Que eu gosto de ler não é segredo, mas Harry Potter é o tipo de história que me faz ficar vidrada de tal maneira que eu mal consigo dormir sem saber o desfecho.

Tipo de história é modo de dizer, aliás. Eu nunca na vida encontrei sequências de textos e desenrolar de histórias tão bem amarradas, pensadas e interessantes quanto as da J.K. Rowling sobre o Menino-Que-Sobreviveu. A saga do bruxinho mais querido do mundo me encantou de um jeito muito mais apaixonante que qualquer extraterrestre bizarro ou zumbi maléfico do meu querido Stephen King. Claro que não se pode comparar os estilos de ficção, afinal, um fala de magia, o outro, de terror puro. Porém eu confesso que, entre os dois, eu acompanharia a história do Harry, sem cansar, sempre.

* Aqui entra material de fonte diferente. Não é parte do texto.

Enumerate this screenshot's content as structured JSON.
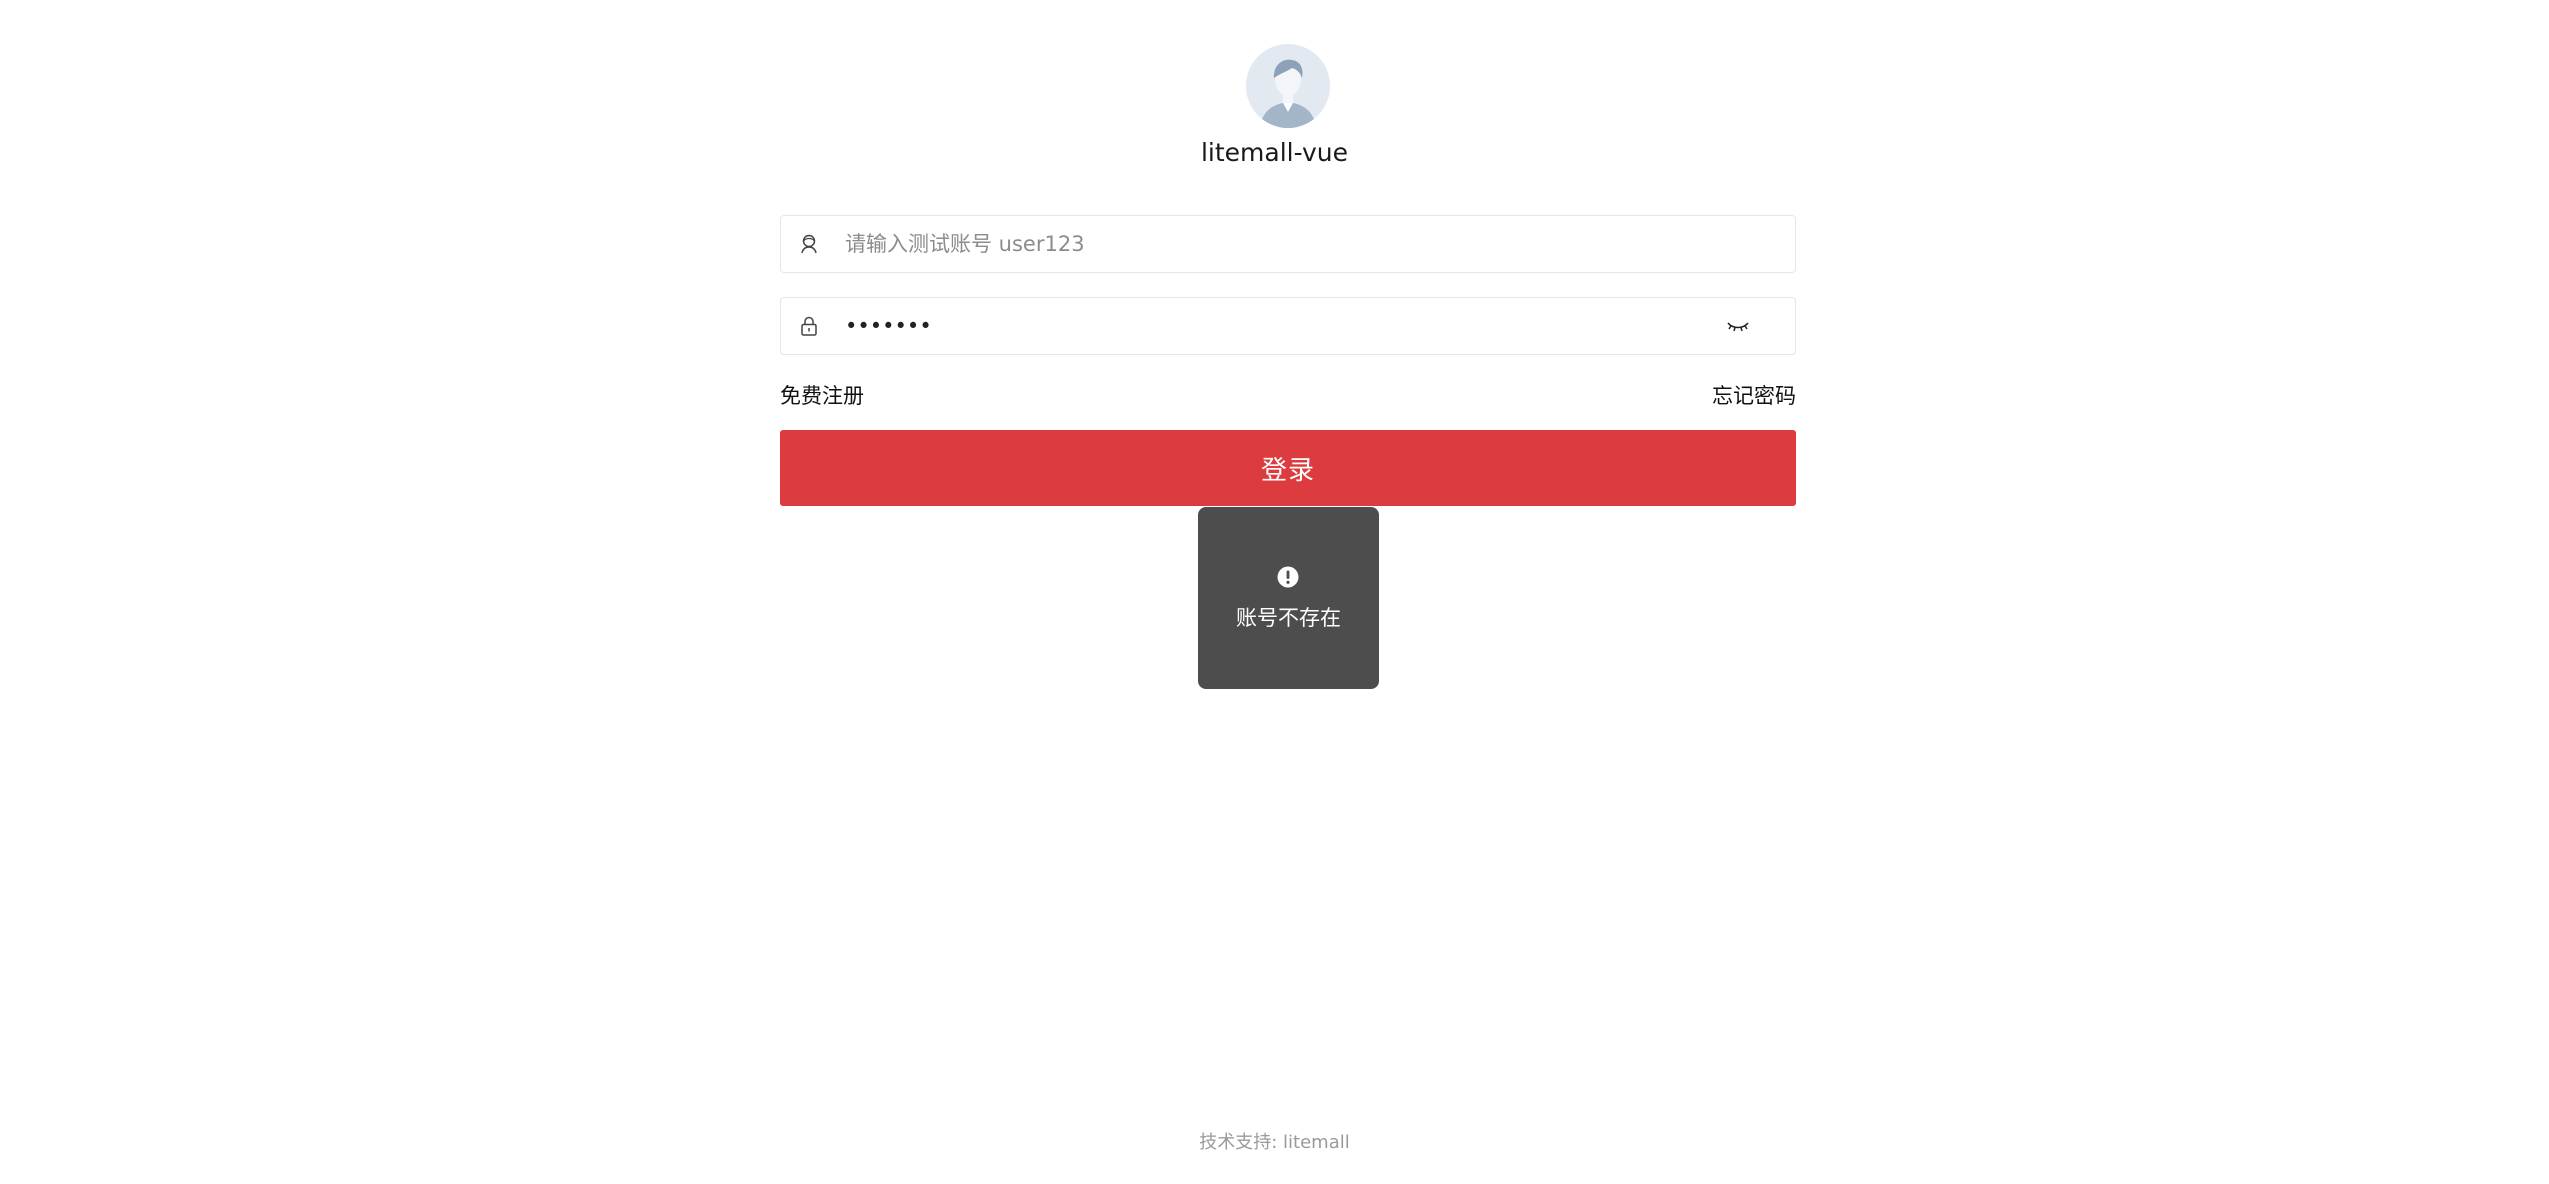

Eu fico impressionada com a maneira como a Rowling pensa, e na capacidade que ela teve de imaginar, criar, detalhar um mundo tão complexo. Os nomes das coisas, pessoas, plantas, funções, feitiços. As tradições, as leis, as lendas! E os detalhes que se amarram e explicam no final coisas que você simplesmente não acredita que ela fosse conseguir explicar.

Eu já li muita coisa nessa vida, mas nenhum autor consegue me fazer dar gargalhadas e chorar de tristeza pela morte de um personagem. É incrível a forma como ela cria laços de afeição por pessoas que nunca existiram, e faz com que o sentimento daquelas palavras seja transmitido para o leitor de um jeito impressionantemente bem resolvido.

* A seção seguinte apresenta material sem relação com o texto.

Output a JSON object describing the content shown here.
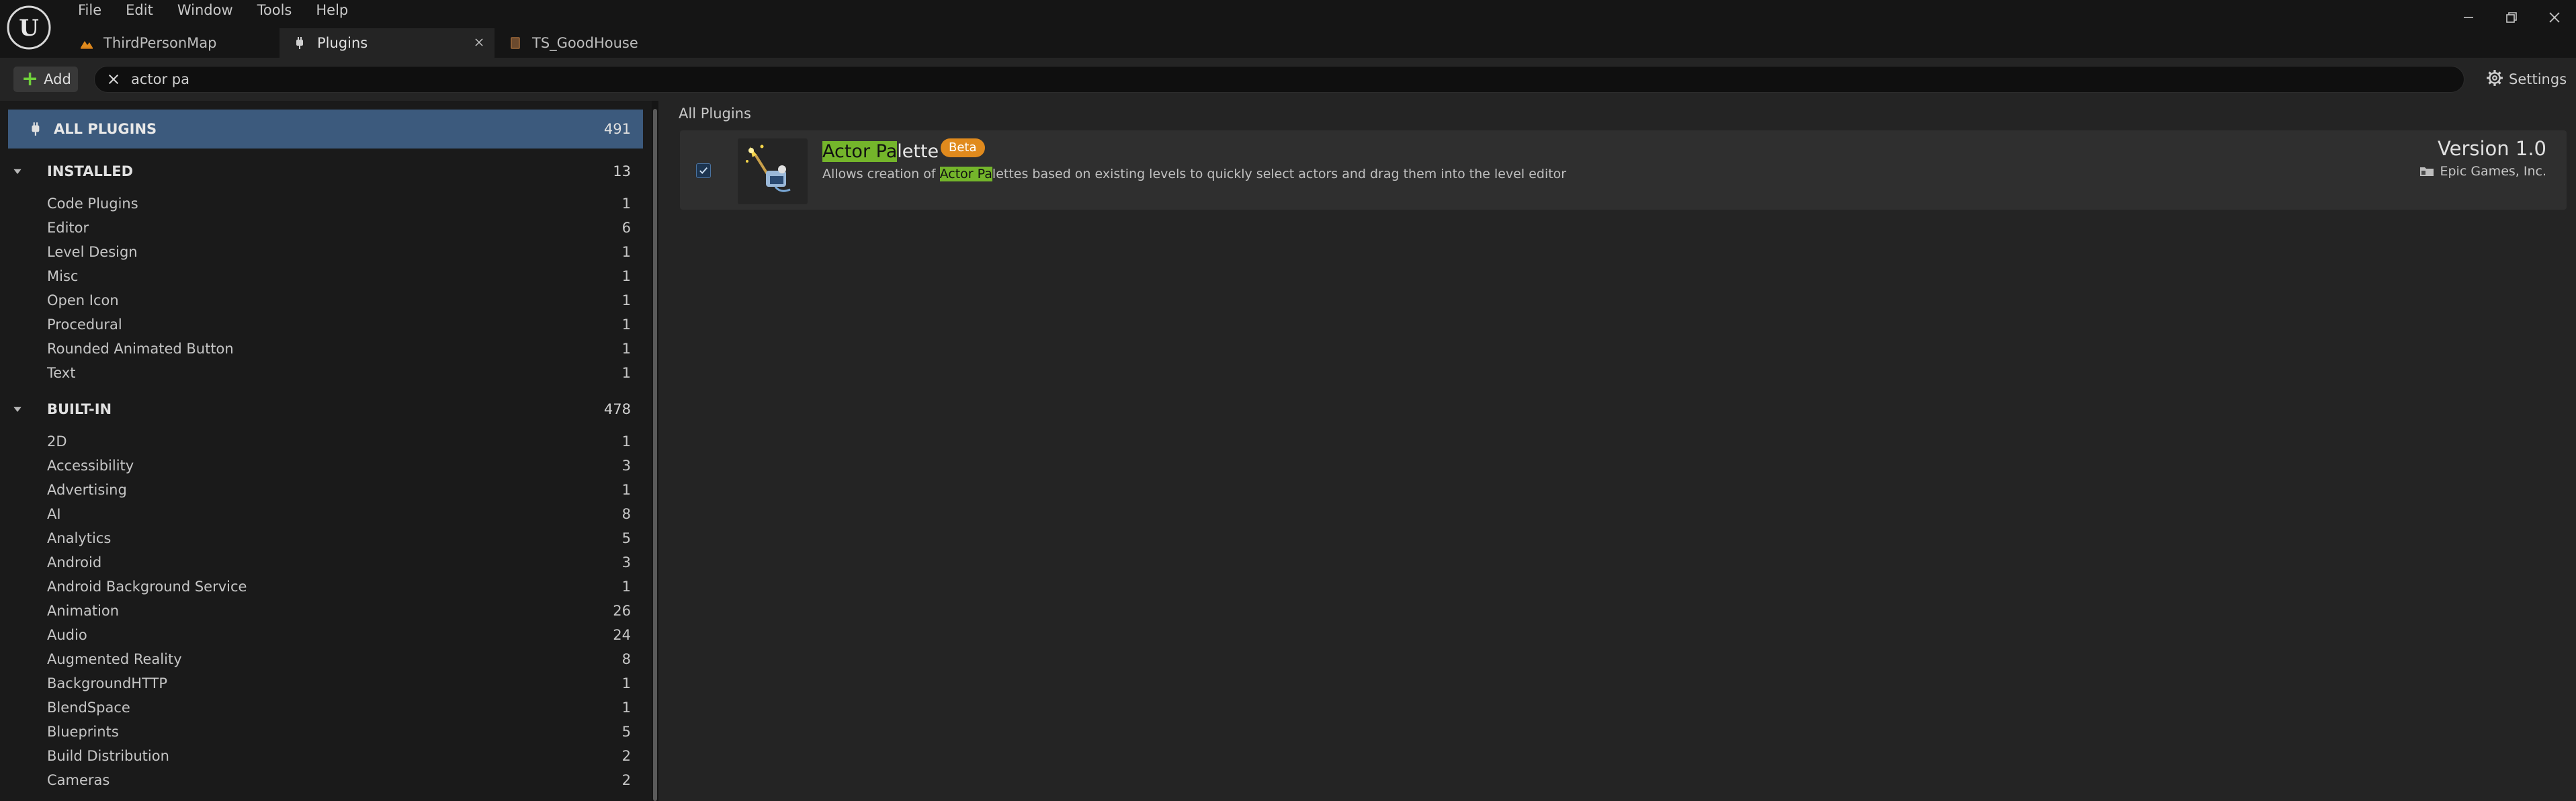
{
  "menu": [
    "File",
    "Edit",
    "Window",
    "Tools",
    "Help"
  ],
  "tabs": [
    {
      "label": "ThirdPersonMap",
      "active": false
    },
    {
      "label": "Plugins",
      "active": true
    },
    {
      "label": "TS_GoodHouse",
      "active": false
    }
  ],
  "toolbar": {
    "add_label": "Add",
    "search_value": "actor pa",
    "settings_label": "Settings"
  },
  "sidebar": {
    "all_plugins": {
      "label": "ALL PLUGINS",
      "count": "491"
    },
    "installed": {
      "label": "INSTALLED",
      "count": "13",
      "items": [
        {
          "label": "Code Plugins",
          "count": "1"
        },
        {
          "label": "Editor",
          "count": "6"
        },
        {
          "label": "Level Design",
          "count": "1"
        },
        {
          "label": "Misc",
          "count": "1"
        },
        {
          "label": "Open Icon",
          "count": "1"
        },
        {
          "label": "Procedural",
          "count": "1"
        },
        {
          "label": "Rounded Animated Button",
          "count": "1"
        },
        {
          "label": "Text",
          "count": "1"
        }
      ]
    },
    "built_in": {
      "label": "BUILT-IN",
      "count": "478",
      "items": [
        {
          "label": "2D",
          "count": "1"
        },
        {
          "label": "Accessibility",
          "count": "3"
        },
        {
          "label": "Advertising",
          "count": "1"
        },
        {
          "label": "AI",
          "count": "8"
        },
        {
          "label": "Analytics",
          "count": "5"
        },
        {
          "label": "Android",
          "count": "3"
        },
        {
          "label": "Android Background Service",
          "count": "1"
        },
        {
          "label": "Animation",
          "count": "26"
        },
        {
          "label": "Audio",
          "count": "24"
        },
        {
          "label": "Augmented Reality",
          "count": "8"
        },
        {
          "label": "BackgroundHTTP",
          "count": "1"
        },
        {
          "label": "BlendSpace",
          "count": "1"
        },
        {
          "label": "Blueprints",
          "count": "5"
        },
        {
          "label": "Build Distribution",
          "count": "2"
        },
        {
          "label": "Cameras",
          "count": "2"
        }
      ]
    }
  },
  "main": {
    "breadcrumb": "All Plugins",
    "plugin": {
      "name_highlight": "Actor Pa",
      "name_rest": "lette",
      "badge": "Beta",
      "desc_prefix": "Allows creation of ",
      "desc_highlight": "Actor Pa",
      "desc_rest": "lettes based on existing levels to quickly select actors and drag them into the level editor",
      "version": "Version 1.0",
      "author": "Epic Games, Inc.",
      "enabled": true
    }
  },
  "colors": {
    "accent_selected": "#3c5a7d",
    "highlight": "#74b52b",
    "beta_badge": "#e08a1d",
    "add_plus": "#6fcf3b"
  },
  "icons": [
    "unreal-logo-icon",
    "minimize-icon",
    "restore-icon",
    "close-icon",
    "map-icon",
    "plug-icon",
    "blueprint-icon",
    "plus-icon",
    "clear-search-icon",
    "gear-icon",
    "chevron-down-icon",
    "checkmark-icon",
    "actor-palette-icon",
    "folder-icon"
  ]
}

No final, cita-se trechos que só um fã consegue se lembrar, como o Hagrid estourando a porta do casebre no rochedo dos Dursley, o Rony vomitando lesmas, o salgueiro lutador, a Dedosmel, Canino, hipogrifos, Pichitinho e Bichento, o Quirrel e Tom Riddle, o diário, Gina, o basilisco, a ordem e o retrato da Sra Black amaldiçoando os sangue-ruins. Dobby, o elfo doméstico querido e fofo que salva o Harry várias vezes, e os gnomos que fazem buracos nos jardins dos Weasley.

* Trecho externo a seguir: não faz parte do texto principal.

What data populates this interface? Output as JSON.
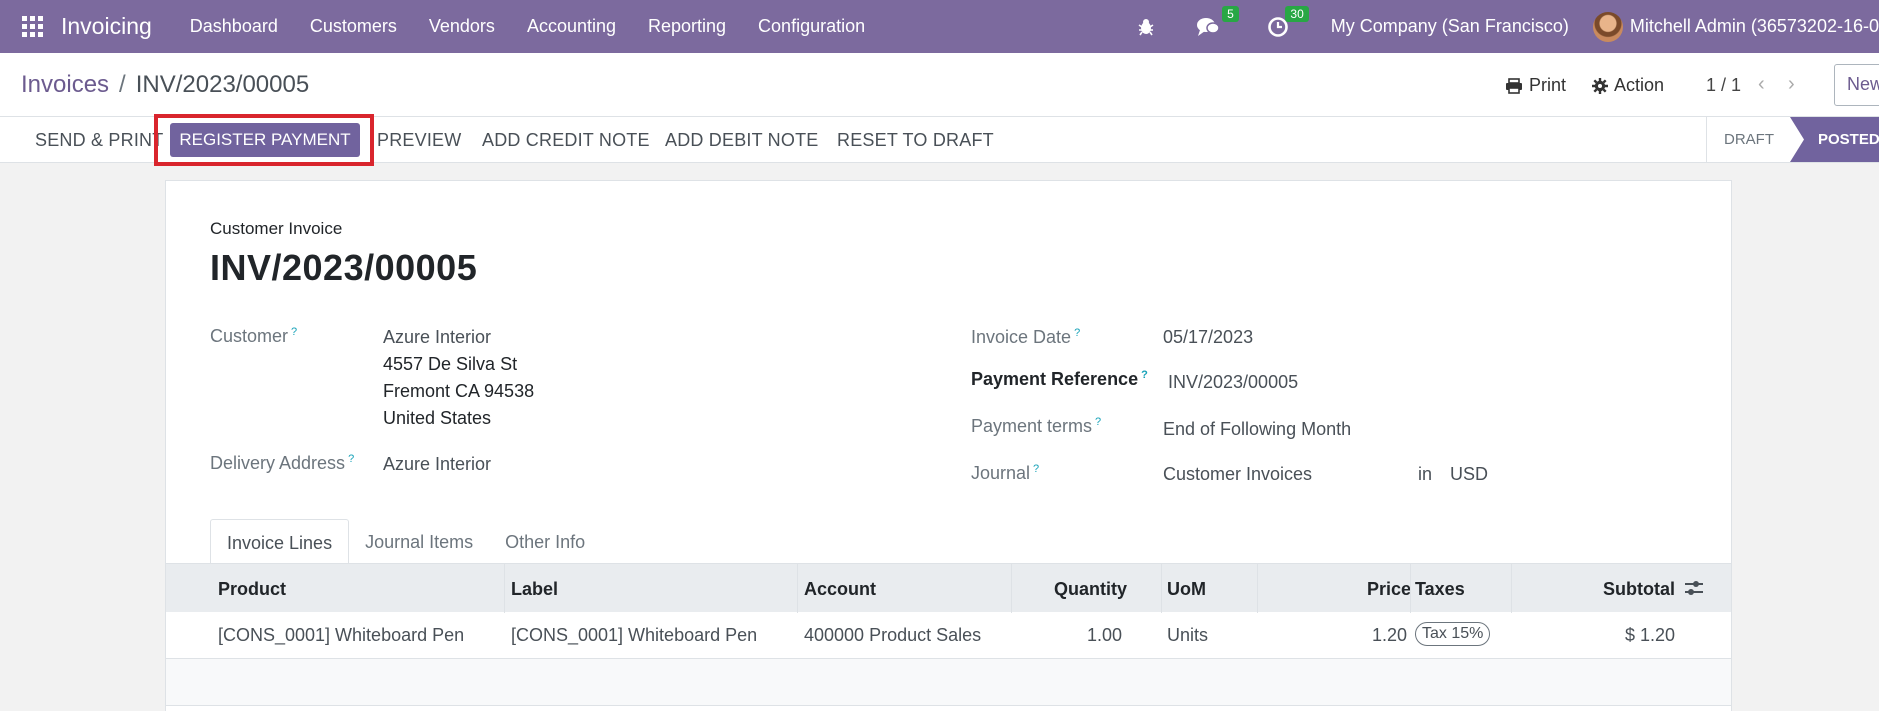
{
  "navbar": {
    "brand": "Invoicing",
    "menu": [
      "Dashboard",
      "Customers",
      "Vendors",
      "Accounting",
      "Reporting",
      "Configuration"
    ],
    "messages_count": "5",
    "activities_count": "30",
    "company": "My Company (San Francisco)",
    "user": "Mitchell Admin (36573202-16-0"
  },
  "control": {
    "breadcrumb_parent": "Invoices",
    "breadcrumb_current": "INV/2023/00005",
    "print_label": "Print",
    "action_label": "Action",
    "pager": "1 / 1",
    "new_label": "New"
  },
  "statusbar": {
    "send_print": "SEND & PRINT",
    "register_payment": "REGISTER PAYMENT",
    "preview": "PREVIEW",
    "add_credit_note": "ADD CREDIT NOTE",
    "add_debit_note": "ADD DEBIT NOTE",
    "reset_to_draft": "RESET TO DRAFT",
    "stage_draft": "DRAFT",
    "stage_posted": "POSTED",
    "highlight_color": "#d9252d"
  },
  "form": {
    "doc_type": "Customer Invoice",
    "doc_number": "INV/2023/00005",
    "customer_label": "Customer",
    "customer_name": "Azure Interior",
    "customer_street": "4557 De Silva St",
    "customer_city": "Fremont CA 94538",
    "customer_country": "United States",
    "delivery_label": "Delivery Address",
    "delivery_value": "Azure Interior",
    "invoice_date_label": "Invoice Date",
    "invoice_date": "05/17/2023",
    "payment_ref_label": "Payment Reference",
    "payment_ref": "INV/2023/00005",
    "payment_terms_label": "Payment terms",
    "payment_terms": "End of Following Month",
    "journal_label": "Journal",
    "journal": "Customer Invoices",
    "journal_in": "in",
    "currency": "USD",
    "help_mark": "?"
  },
  "tabs": [
    "Invoice Lines",
    "Journal Items",
    "Other Info"
  ],
  "lines": {
    "headers": {
      "product": "Product",
      "label": "Label",
      "account": "Account",
      "quantity": "Quantity",
      "uom": "UoM",
      "price": "Price",
      "taxes": "Taxes",
      "subtotal": "Subtotal"
    },
    "rows": [
      {
        "product": "[CONS_0001] Whiteboard Pen",
        "label": "[CONS_0001] Whiteboard Pen",
        "account": "400000 Product Sales",
        "quantity": "1.00",
        "uom": "Units",
        "price": "1.20",
        "taxes": "Tax 15%",
        "subtotal": "$ 1.20"
      }
    ]
  },
  "colors": {
    "navbar": "#7c6a9e",
    "primary": "#71639e"
  }
}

São tantos detalhes, lindos, que não há como se duvidar da inteligência e criatividade desta mulher. Ganha de qualquer Tolkien, na minha opinião. Ah, ganha.
E, então, nesta madrugada eu esqueci do sono e li tudo, li todo o resto, li até o fim. E chorei como se tivesse vendo um filme sobre a guerra do Iraque. Porque Harry Potter brilha, J.K. Rowling brilha, e ninguém mais no mundo conseguiria me fazer, depois de 5 anos, achar o Snape querido.